Das finde ich traurig, schade und schlimm. Es ist unglaublich bedauerlich, dass die musischen Fächer so wenig Raum in der Bildung von Kindern und Jugendlichen erhalten. Kreativität müsste viel mehr gefördert werden.
Und wann hatten Sie den Durchbruch mit Ihrer Arbeit?
Das war als ich mein zweites Buch für die britische Autorin Julia Donaldson illustrierte: das erste war „Mein Haus ist zu eng und zu klein“ und dann kam „Der Grüffelo“. Dieser gewann einen Preis, erhielt viel Aufmerksamkeit und ist bis heute ein Wahnsinnserfolg. Ich bekomme von jedem Merchandise-Produkt ein Exemplar zugeschickt. Bei mir zuhause stapeln sich Fahrradhelme, Rollkoffer, Tassen und Bettwäsche. Ich komme kaum hinterher die Dinge in meinem Freundeskreis zu verteilen.
Wie lange arbeiten Sie denn an einem Buchprojekt?
Das ist unterschiedlich. Ich würde sagen zwischen vier Wochen und drei Monaten. Zuerst erhalte ich den Text vom Verlag und wenn er mir zusagt, entwickle ich erste Figuren. In Teamwork mit der Lektorin und Gestalterin des Buches erarbeite ich die Seitenaufteilung und mache mich dann an die einzelnen Bilder und Vignetten.
Und wie man hier in der Ausstellung sehen kann, zeichnen Sie auch privat?
Ja, ich habe in meiner Anfangszeit in England angefangen Briefe zu schreiben, um mit meiner Familie Kontakt zu halten und Freundschaften zu pflegen. Damals gab es ja noch keine digitale Kommunikation, nur Briefe und Faxe. Und da habe ich eben immer etwas dazu gezeichnet, vor allem die Briefumschläge habe ich illustriert. Und das habe ich bis heute beibehalten. Meine Kommunikation läuft weitestgehend darüber. Ein Smartphone habe ich noch immer nicht, will ich auch gar nicht.
Es werden aber nur die Briefumschläge ausgestellt, oder? Nicht die Inhalte?
Ja, nur die Umschläge! Zum Glück! Auf den Briefumschlägen arbeite ich sehr frei. Da gibt es keine Vorgaben oder Regeln, an die ich mich halten muss. Keiner sagt mir, was zu tun ist. Deshalb mag ich dieses Format sehr. Es entsteht ein eigener Dialog und mit meinen Kolleginnen und Kollegen ein künstlerischer Austausch.

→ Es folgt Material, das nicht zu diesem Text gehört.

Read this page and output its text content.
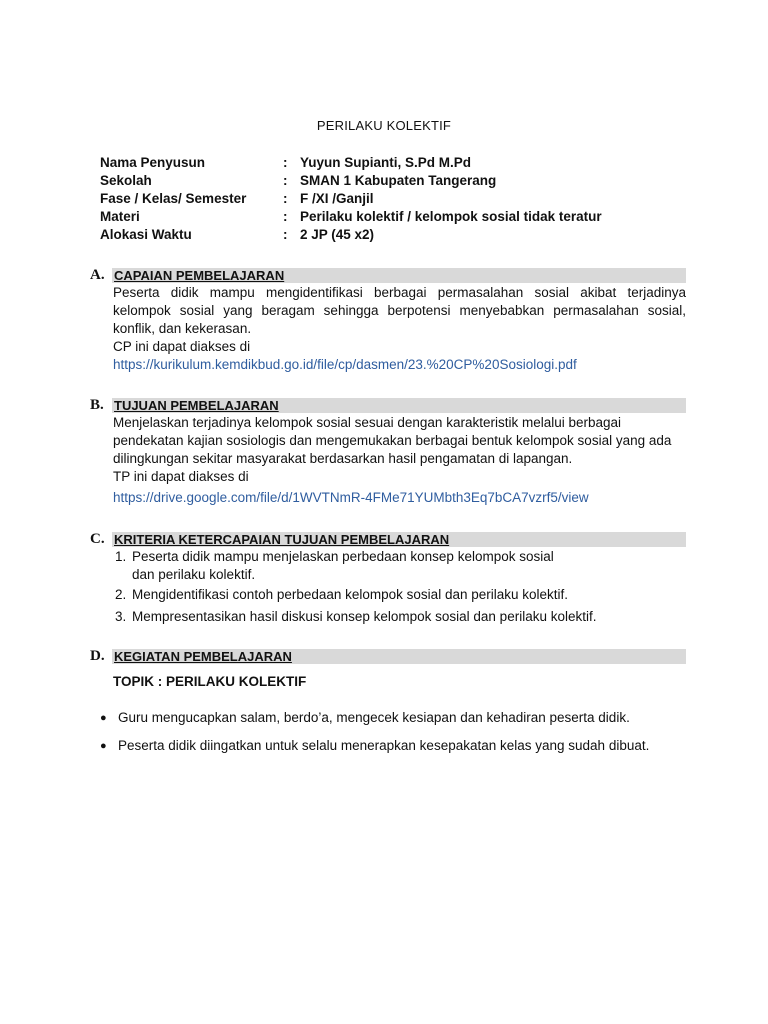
PERILAKU KOLEKTIF
Nama Penyusun	: Yuyun Supianti, S.Pd M.Pd
Sekolah	: SMAN 1 Kabupaten Tangerang
Fase / Kelas/ Semester	: F /XI /Ganjil
Materi	: Perilaku kolektif / kelompok sosial tidak teratur
Alokasi Waktu	: 2 JP (45 x2)
A. CAPAIAN PEMBELAJARAN
Peserta didik mampu mengidentifikasi berbagai permasalahan sosial akibat terjadinya kelompok sosial yang beragam sehingga berpotensi menyebabkan permasalahan sosial, konflik, dan kekerasan.
CP ini dapat diakses di
https://kurikulum.kemdikbud.go.id/file/cp/dasmen/23.%20CP%20Sosiologi.pdf
B. TUJUAN PEMBELAJARAN
Menjelaskan terjadinya kelompok sosial sesuai dengan karakteristik melalui berbagai pendekatan kajian sosiologis dan mengemukakan berbagai bentuk kelompok sosial yang ada dilingkungan sekitar masyarakat berdasarkan hasil pengamatan di lapangan.
TP ini dapat diakses di
https://drive.google.com/file/d/1WVTNmR-4FMe71YUMbth3Eq7bCA7vzrf5/view
C. KRITERIA KETERCAPAIAN TUJUAN PEMBELAJARAN
1. Peserta didik mampu menjelaskan perbedaan konsep kelompok sosial dan perilaku kolektif.
2. Mengidentifikasi contoh perbedaan kelompok sosial dan perilaku kolektif.
3. Mempresentasikan hasil diskusi konsep kelompok sosial dan perilaku kolektif.
D. KEGIATAN PEMBELAJARAN
TOPIK : PERILAKU KOLEKTIF
● Guru mengucapkan salam, berdo’a, mengecek kesiapan dan kehadiran peserta didik.
● Peserta didik diingatkan untuk selalu menerapkan kesepakatan kelas yang sudah dibuat.
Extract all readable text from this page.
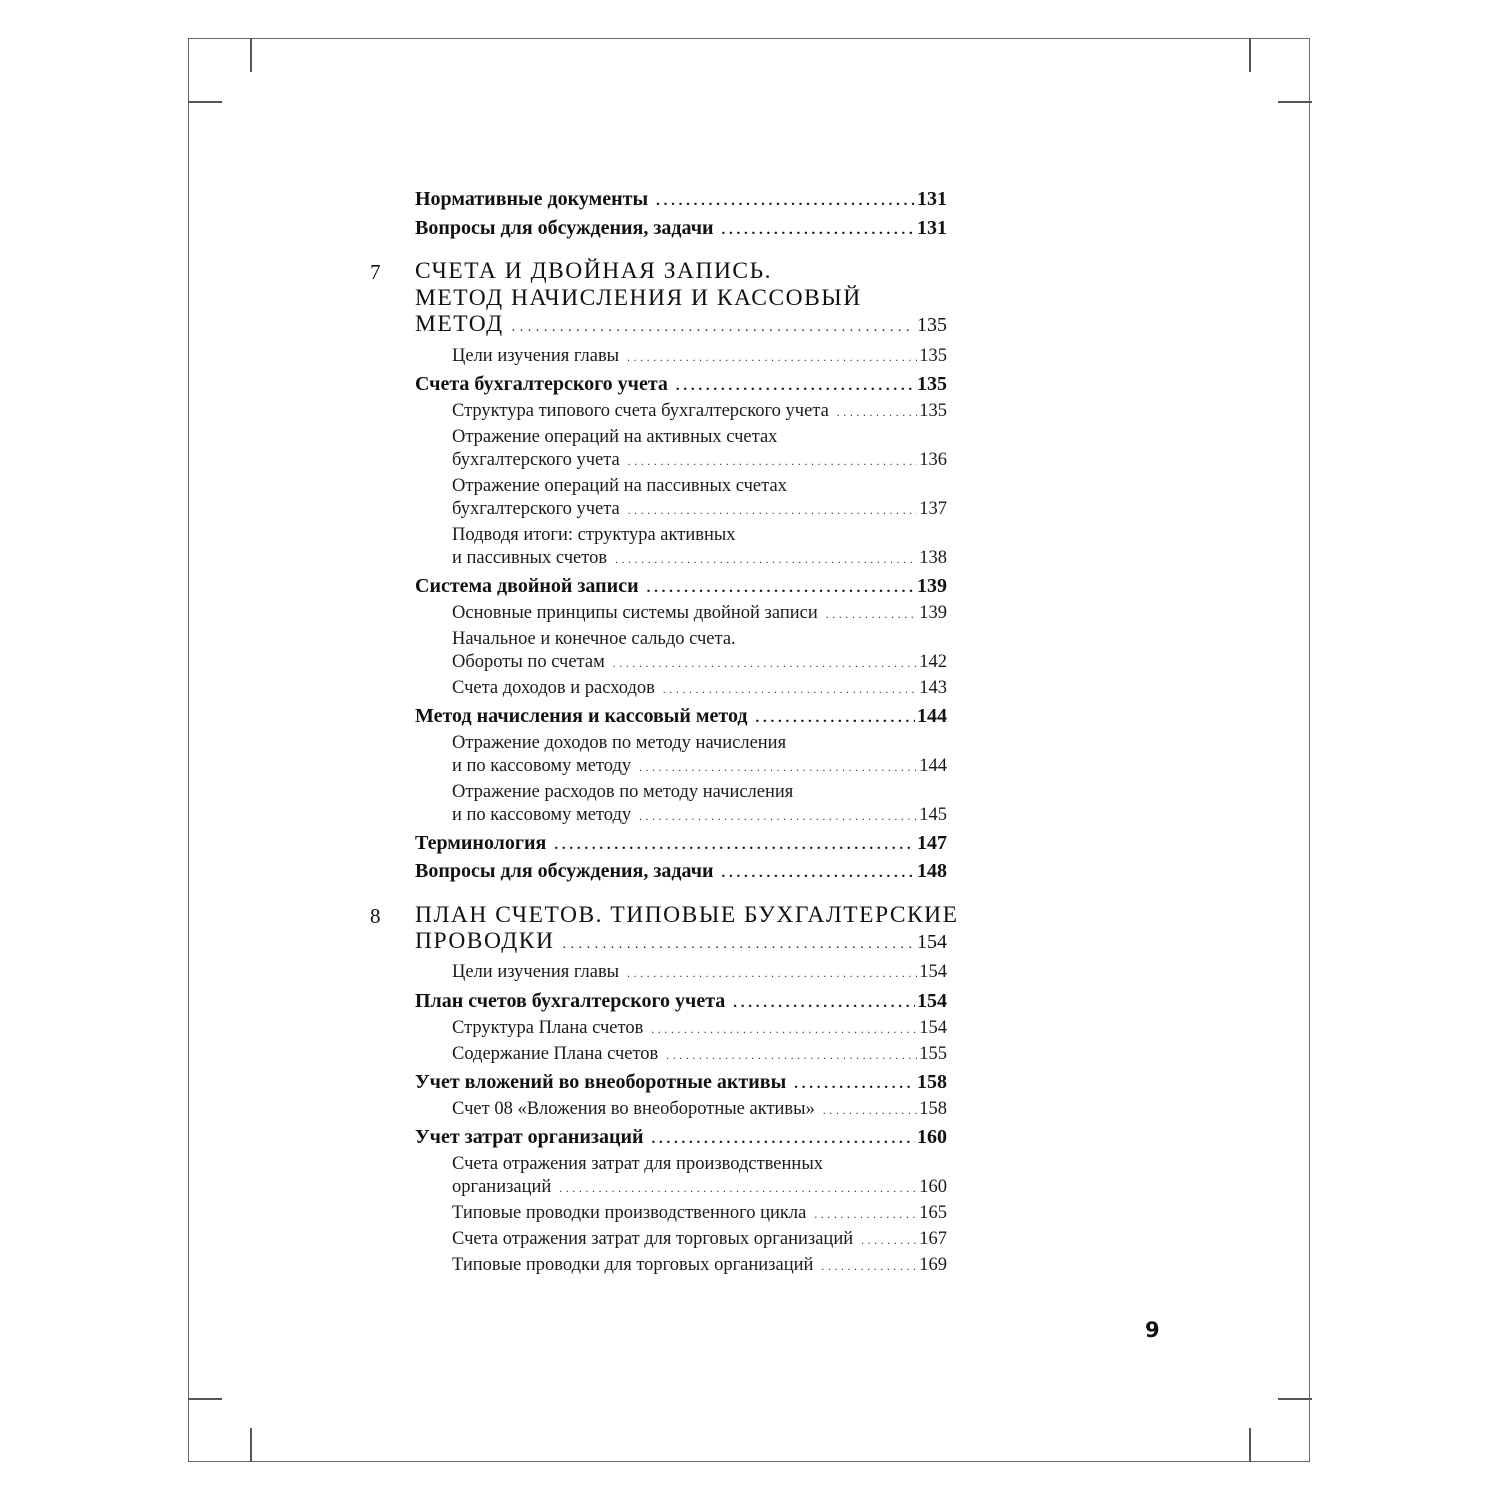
Нормативные документы . . .	131
Вопросы для обсуждения, задачи . . .	131
7 СЧЕТА И ДВОЙНАЯ ЗАПИСЬ.
МЕТОД НАЧИСЛЕНИЯ И КАССОВЫЙ
МЕТОД . . .	135
Цели изучения главы . . .	135
Счета бухгалтерского учета . . .	135
Структура типового счета бухгалтерского учета . . .	135
Отражение операций на активных счетах
бухгалтерского учета . . .	136
Отражение операций на пассивных счетах
бухгалтерского учета . . .	137
Подводя итоги: структура активных
и пассивных счетов . . .	138
Система двойной записи . . .	139
Основные принципы системы двойной записи . . .	139
Начальное и конечное сальдо счета.
Обороты по счетам . . .	142
Счета доходов и расходов . . .	143
Метод начисления и кассовый метод . . .	144
Отражение доходов по методу начисления
и по кассовому методу . . .	144
Отражение расходов по методу начисления
и по кассовому методу . . .	145
Терминология . . .	147
Вопросы для обсуждения, задачи . . .	148
8 ПЛАН СЧЕТОВ. ТИПОВЫЕ БУХГАЛТЕРСКИЕ
ПРОВОДКИ . . .	154
Цели изучения главы . . .	154
План счетов бухгалтерского учета . . .	154
Структура Плана счетов . . .	154
Содержание Плана счетов . . .	155
Учет вложений во внеоборотные активы . . .	158
Счет 08 «Вложения во внеоборотные активы» . . .	158
Учет затрат организаций . . .	160
Счета отражения затрат для производственных
организаций . . .	160
Типовые проводки производственного цикла . . .	165
Счета отражения затрат для торговых организаций . . .	167
Типовые проводки для торговых организаций . . .	169
9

Haben Sie die Briefe alle aufbewahrt? Und wie lange sitzen Sie an einem solchen Werk?
Für so einen Briefumschlag brauche ich in Etwa 15 Minuten. Und ja, ich bewahre alle auf, die ich bekomme, aber fragen Sie mich nicht wo. Andersherum wäre eine solche Ausstellung gar nicht möglich, ich bin nämlich schrecklich unordentlich. Meine Umschläge wurden zum Glück von den Adressatinnen und Adressaten gesammelt und für die Ausstellung, die in ähnlicher Form auch schon in Berlin, Leipzig und Frankfurt zu sehen war, zur Verfügung gestellt. Zum Teil haben die Empfängerinnen und Empfänger auf meine Bilder reagiert. Rotraut Susanne Berner, mit der ich seit den 1990er Jahre in engem Kontakt stehe, hat beispielsweise meine Postkarten an sie nochmals zeichnerisch neuinterpretiert. Und alle Beteiligten haben ein Katzenbild gemalt: so ist der Konstanzer Katzentanz entstanden – extra für den Turm zur Katz!
Im Turm zur Katz findet sich bis zum 7. April 2024 neben Axel Schefflers Arbeit auch die weiterer Größen der zeitgenössischen Kinderbuchillustration wie Rotraut Susanne Berner, Philip Waechter, Gerda Dendooven, Thomas Müller, Moni Port, Ole Könnecke, Barbara Nascimbeni, Dorothée de Monfreid, Tor Freeman und Anke Kuhl.